Wednesday, July 8, 2009
An MOJ Reader Responds
William Junker writes:
David Gibson's
misrepresentation of the encyclical resides chiefly in
his claim that “what is clear, whether one reads every word or just
excerpts, is that the pope is a liberal, at least in American
political terms.” This is the mistake that Reese also makes. It is
true, of course, that the specific economic policies preferred by the
Pope and articulated in CV are more progressive and redistributive
than any of those on offer in America.
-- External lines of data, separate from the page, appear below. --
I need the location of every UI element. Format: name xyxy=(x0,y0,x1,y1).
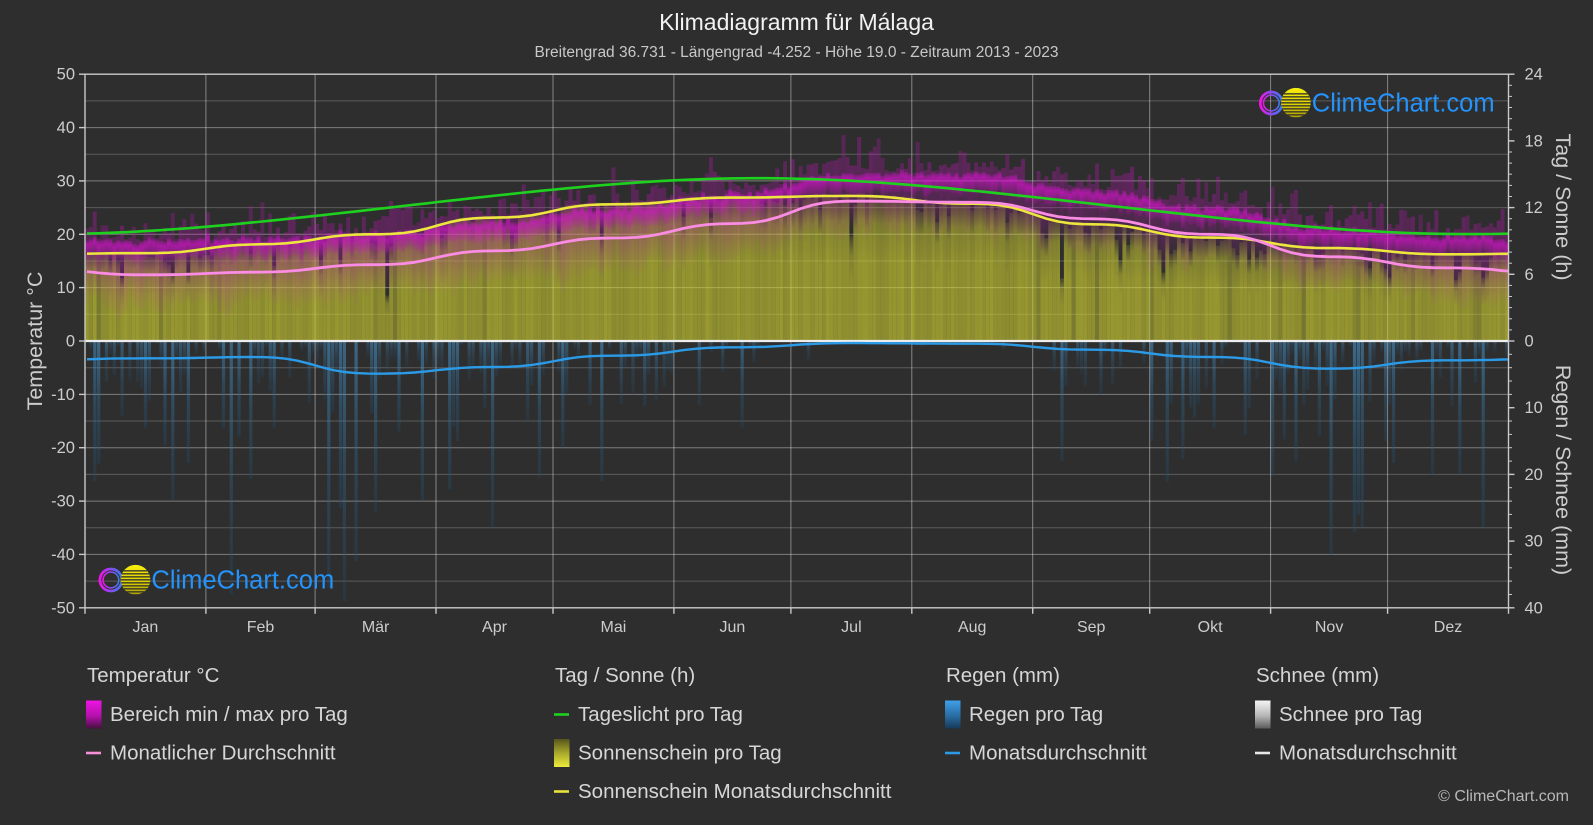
svg-text:Jan: Jan xyxy=(133,619,159,636)
svg-text:Feb: Feb xyxy=(247,619,275,636)
svg-text:10: 10 xyxy=(57,279,75,297)
svg-text:Regen pro Tag: Regen pro Tag xyxy=(969,703,1103,726)
svg-text:12: 12 xyxy=(1525,199,1543,217)
svg-text:Temperatur °C: Temperatur °C xyxy=(23,272,47,411)
svg-text:40: 40 xyxy=(57,119,75,137)
svg-text:Bereich min / max pro Tag: Bereich min / max pro Tag xyxy=(110,703,348,726)
svg-text:Jun: Jun xyxy=(720,619,746,636)
svg-text:Temperatur °C: Temperatur °C xyxy=(87,664,220,687)
svg-text:0: 0 xyxy=(1525,333,1534,351)
svg-text:24: 24 xyxy=(1525,66,1543,84)
svg-text:Klimadiagramm für Málaga: Klimadiagramm für Málaga xyxy=(659,9,934,35)
svg-text:Schnee pro Tag: Schnee pro Tag xyxy=(1279,703,1422,726)
svg-text:Jul: Jul xyxy=(841,619,861,636)
svg-text:10: 10 xyxy=(1525,399,1543,417)
svg-text:Nov: Nov xyxy=(1315,619,1343,636)
svg-text:Tag / Sonne (h): Tag / Sonne (h) xyxy=(1551,133,1575,280)
svg-text:30: 30 xyxy=(57,172,75,190)
svg-text:Apr: Apr xyxy=(482,619,508,636)
svg-text:Breitengrad 36.731 - Längengra: Breitengrad 36.731 - Längengrad -4.252 -… xyxy=(535,44,1059,61)
svg-text:Sep: Sep xyxy=(1077,619,1106,636)
svg-text:Schnee (mm): Schnee (mm) xyxy=(1256,664,1379,687)
svg-text:40: 40 xyxy=(1525,599,1543,617)
svg-text:Dez: Dez xyxy=(1434,619,1462,636)
svg-text:-10: -10 xyxy=(51,386,75,404)
svg-text:Monatsdurchschnitt: Monatsdurchschnitt xyxy=(969,742,1147,765)
svg-text:30: 30 xyxy=(1525,533,1543,551)
svg-text:18: 18 xyxy=(1525,132,1543,150)
svg-text:Regen (mm): Regen (mm) xyxy=(946,664,1060,687)
svg-text:Okt: Okt xyxy=(1198,619,1223,636)
svg-text:-50: -50 xyxy=(51,599,75,617)
svg-text:Mai: Mai xyxy=(601,619,627,636)
svg-text:Mär: Mär xyxy=(362,619,390,636)
svg-text:Tageslicht pro Tag: Tageslicht pro Tag xyxy=(578,703,743,726)
svg-text:-30: -30 xyxy=(51,493,75,511)
svg-text:Sonnenschein pro Tag: Sonnenschein pro Tag xyxy=(578,742,782,765)
svg-text:© ClimeChart.com: © ClimeChart.com xyxy=(1438,788,1569,805)
svg-text:-40: -40 xyxy=(51,546,75,564)
svg-text:Sonnenschein Monatsdurchschnit: Sonnenschein Monatsdurchschnitt xyxy=(578,780,892,803)
svg-text:50: 50 xyxy=(57,66,75,84)
svg-text:Tag / Sonne (h): Tag / Sonne (h) xyxy=(555,664,695,687)
svg-text:-20: -20 xyxy=(51,439,75,457)
svg-text:Regen / Schnee (mm): Regen / Schnee (mm) xyxy=(1551,365,1575,575)
svg-text:Monatlicher Durchschnitt: Monatlicher Durchschnitt xyxy=(110,742,336,765)
svg-text:Aug: Aug xyxy=(958,619,986,636)
svg-text:Monatsdurchschnitt: Monatsdurchschnitt xyxy=(1279,742,1457,765)
svg-text:6: 6 xyxy=(1525,266,1534,284)
svg-text:0: 0 xyxy=(66,333,75,351)
svg-text:20: 20 xyxy=(1525,466,1543,484)
svg-text:20: 20 xyxy=(57,226,75,244)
But it is also true that the
specific social views outlined by the encyclical–pertaining to
abortion, marriage, contraception, euthanasia, and reproductive health
technology–are much more “conservative”–I place this in quotes to note
that these are really positions demanded by the natural law–than any
on offer in America.
I am aware that Gibson chose to focus on the economic aspects of the
encyclical, and it is true that if these are taken in isolation from
the anthropology that subtends them, the Pope looks something like
what in America we call a liberal. My point is simply that they cannot
be so taken, that the Christocentric anthropology on offer from the
Pope extends from conception, through the activities and structures
constituting social life, till natural death, and consequently that
the principles and policy prescriptions that follow from this
anthropology cannot be reduced--as they are reduced in Gibson, Reese,
and Weigel--to the conceptual categories of liberalism.
The ideological liberalism of these authors disintegrates what in
reality is a seamless whole: Weigel sees the "real" Benedict in those
portions of the encyclical that seem to align with conservative
liberalism, while Gibson and Reese see the "real" Benedict in those
portions that seem to align with liberal liberalism. What they all
miss, of course, is precisely the fact that the thought of Benedict--
the thought of the Church--cannot be so parsed: not because it
constitutes a reconciliation of these forms of liberalism but because
it refuses to be bound by the dictates of liberalism itself. It is
therefore quite possible that what commentators are beginning to
describe as the encyclical's disunity, its apparent inconsistency in
tone, language, and argumentation, is less a reflection on the
encyclical itself than on the interpretive assumptions of its readers.